An eyeball planet is a hypothetical type of tidally locked planet, for which tidal locking induces spatial features (for example in the geography or composition of the planet) resembling an eyeball. They are terrestrial planets where liquids may be present, in which tidal locking will induce a spatially dependent temperature gradient (the planet will be hotter on the side facing the star and colder on the other side). This temperature gradient may therefore limit the places in which liquid may exist on the surface of the planet to ring-or disk-shaped areas.

Such planets are further divided into "hot" and "cold" eyeball planets, depending on which side of the planet the liquid is present. A "hot" eyeball planet is usually closer to its host star, and the centre of the "eye", facing the star (day side), is made of rock while liquid is present on the opposite side (night side).
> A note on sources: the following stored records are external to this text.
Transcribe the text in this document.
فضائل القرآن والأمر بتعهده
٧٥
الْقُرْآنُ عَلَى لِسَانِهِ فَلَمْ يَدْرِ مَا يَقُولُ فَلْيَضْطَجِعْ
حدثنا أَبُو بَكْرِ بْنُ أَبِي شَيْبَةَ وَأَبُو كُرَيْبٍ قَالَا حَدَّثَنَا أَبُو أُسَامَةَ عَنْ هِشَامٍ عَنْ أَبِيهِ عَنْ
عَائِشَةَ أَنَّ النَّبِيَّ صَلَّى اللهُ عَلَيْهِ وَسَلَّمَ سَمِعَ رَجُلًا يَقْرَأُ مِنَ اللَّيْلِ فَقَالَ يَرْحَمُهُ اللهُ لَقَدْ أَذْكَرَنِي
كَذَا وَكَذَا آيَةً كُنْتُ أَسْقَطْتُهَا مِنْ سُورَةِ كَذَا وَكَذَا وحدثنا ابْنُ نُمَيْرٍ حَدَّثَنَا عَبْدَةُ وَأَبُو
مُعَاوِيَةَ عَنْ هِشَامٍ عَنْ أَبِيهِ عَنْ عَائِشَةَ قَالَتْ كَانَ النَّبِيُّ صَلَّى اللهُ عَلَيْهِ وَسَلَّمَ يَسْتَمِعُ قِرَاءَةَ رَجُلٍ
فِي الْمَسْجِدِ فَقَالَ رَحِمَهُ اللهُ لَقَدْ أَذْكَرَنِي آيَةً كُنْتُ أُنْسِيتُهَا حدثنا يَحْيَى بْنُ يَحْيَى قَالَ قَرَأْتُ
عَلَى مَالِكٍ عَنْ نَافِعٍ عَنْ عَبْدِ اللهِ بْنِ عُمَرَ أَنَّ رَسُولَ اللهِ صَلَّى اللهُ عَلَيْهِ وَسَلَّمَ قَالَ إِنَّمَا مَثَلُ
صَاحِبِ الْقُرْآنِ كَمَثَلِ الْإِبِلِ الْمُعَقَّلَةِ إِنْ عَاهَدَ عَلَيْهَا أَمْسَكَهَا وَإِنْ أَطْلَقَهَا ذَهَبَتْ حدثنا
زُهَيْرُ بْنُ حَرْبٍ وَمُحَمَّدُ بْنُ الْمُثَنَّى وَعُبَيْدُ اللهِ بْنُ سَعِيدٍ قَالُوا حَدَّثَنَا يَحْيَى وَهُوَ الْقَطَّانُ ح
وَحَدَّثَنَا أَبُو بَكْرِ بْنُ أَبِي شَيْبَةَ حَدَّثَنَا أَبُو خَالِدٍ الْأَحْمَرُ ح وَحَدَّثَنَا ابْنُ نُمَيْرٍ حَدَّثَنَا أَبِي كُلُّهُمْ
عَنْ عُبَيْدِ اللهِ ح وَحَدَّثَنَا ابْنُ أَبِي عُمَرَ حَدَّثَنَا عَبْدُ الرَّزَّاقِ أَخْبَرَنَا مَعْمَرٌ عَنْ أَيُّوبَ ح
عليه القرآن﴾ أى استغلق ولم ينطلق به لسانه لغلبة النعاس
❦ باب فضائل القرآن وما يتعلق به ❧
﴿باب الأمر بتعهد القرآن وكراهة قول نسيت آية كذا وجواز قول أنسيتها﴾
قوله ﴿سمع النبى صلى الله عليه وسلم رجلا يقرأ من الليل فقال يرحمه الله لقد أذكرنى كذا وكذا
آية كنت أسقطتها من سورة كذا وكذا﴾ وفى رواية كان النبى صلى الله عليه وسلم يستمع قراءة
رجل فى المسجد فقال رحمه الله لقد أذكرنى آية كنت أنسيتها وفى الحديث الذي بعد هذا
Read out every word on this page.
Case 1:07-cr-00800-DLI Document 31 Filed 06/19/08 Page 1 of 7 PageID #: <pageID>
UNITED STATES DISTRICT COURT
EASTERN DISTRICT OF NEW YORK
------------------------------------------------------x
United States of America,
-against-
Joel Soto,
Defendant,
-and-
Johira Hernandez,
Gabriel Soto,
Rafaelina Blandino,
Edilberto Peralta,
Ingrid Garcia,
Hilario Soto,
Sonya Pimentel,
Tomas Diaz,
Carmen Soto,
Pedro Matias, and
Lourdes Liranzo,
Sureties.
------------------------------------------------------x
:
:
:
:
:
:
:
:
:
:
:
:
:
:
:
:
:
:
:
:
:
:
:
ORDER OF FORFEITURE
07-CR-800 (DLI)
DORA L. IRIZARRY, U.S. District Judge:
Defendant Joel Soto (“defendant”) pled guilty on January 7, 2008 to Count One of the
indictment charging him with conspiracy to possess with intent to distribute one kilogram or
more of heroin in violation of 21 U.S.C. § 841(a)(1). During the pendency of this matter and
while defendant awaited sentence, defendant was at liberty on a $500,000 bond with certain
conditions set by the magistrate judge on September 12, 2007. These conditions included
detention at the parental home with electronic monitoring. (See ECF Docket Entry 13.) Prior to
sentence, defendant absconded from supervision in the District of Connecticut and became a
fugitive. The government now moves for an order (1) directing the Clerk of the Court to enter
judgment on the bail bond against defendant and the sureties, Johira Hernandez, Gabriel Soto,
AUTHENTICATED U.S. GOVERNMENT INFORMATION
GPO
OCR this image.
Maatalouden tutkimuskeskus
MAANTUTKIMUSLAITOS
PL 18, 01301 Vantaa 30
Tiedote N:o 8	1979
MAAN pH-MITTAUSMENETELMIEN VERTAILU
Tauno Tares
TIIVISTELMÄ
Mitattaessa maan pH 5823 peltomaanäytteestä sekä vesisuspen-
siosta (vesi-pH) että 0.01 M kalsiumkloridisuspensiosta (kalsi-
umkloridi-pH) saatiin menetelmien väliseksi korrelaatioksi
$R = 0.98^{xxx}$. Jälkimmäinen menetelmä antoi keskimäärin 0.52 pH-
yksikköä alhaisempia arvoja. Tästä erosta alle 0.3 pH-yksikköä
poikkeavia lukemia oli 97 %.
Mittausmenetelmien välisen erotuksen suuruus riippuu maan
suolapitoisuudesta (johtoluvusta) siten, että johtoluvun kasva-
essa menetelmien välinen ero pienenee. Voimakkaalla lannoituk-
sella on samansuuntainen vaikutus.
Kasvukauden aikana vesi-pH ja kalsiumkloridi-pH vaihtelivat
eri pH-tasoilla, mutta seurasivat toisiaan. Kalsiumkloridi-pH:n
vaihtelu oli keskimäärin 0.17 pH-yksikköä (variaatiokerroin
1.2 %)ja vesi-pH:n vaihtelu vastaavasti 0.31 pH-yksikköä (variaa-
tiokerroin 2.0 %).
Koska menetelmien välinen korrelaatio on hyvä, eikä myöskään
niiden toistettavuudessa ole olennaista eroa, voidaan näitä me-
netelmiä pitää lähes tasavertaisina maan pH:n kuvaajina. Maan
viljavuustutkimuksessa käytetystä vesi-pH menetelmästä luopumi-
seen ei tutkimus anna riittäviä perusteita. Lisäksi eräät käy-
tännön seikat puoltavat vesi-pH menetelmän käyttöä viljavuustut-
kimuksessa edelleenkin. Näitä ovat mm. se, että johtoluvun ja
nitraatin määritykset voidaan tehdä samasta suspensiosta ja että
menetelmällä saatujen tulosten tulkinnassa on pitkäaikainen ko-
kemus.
A "cold" eyeball planet, usually farther from the star, will have liquid on the side facing the host star while the rest of its surface is made of ice and rocks.

Because most planetary bodies have a natural tendency toward becoming tidally locked to their host body on a long enough timeline, it is thought that eyeball planets may be common and could host life, particularly in planetary systems orbiting red and brown dwarf stars which have lifespans much longer than other main sequence stars.

Potential candidates 

Kepler-1652b is potentially an eyeball planet. The TRAPPIST-1 system may contain several such planets.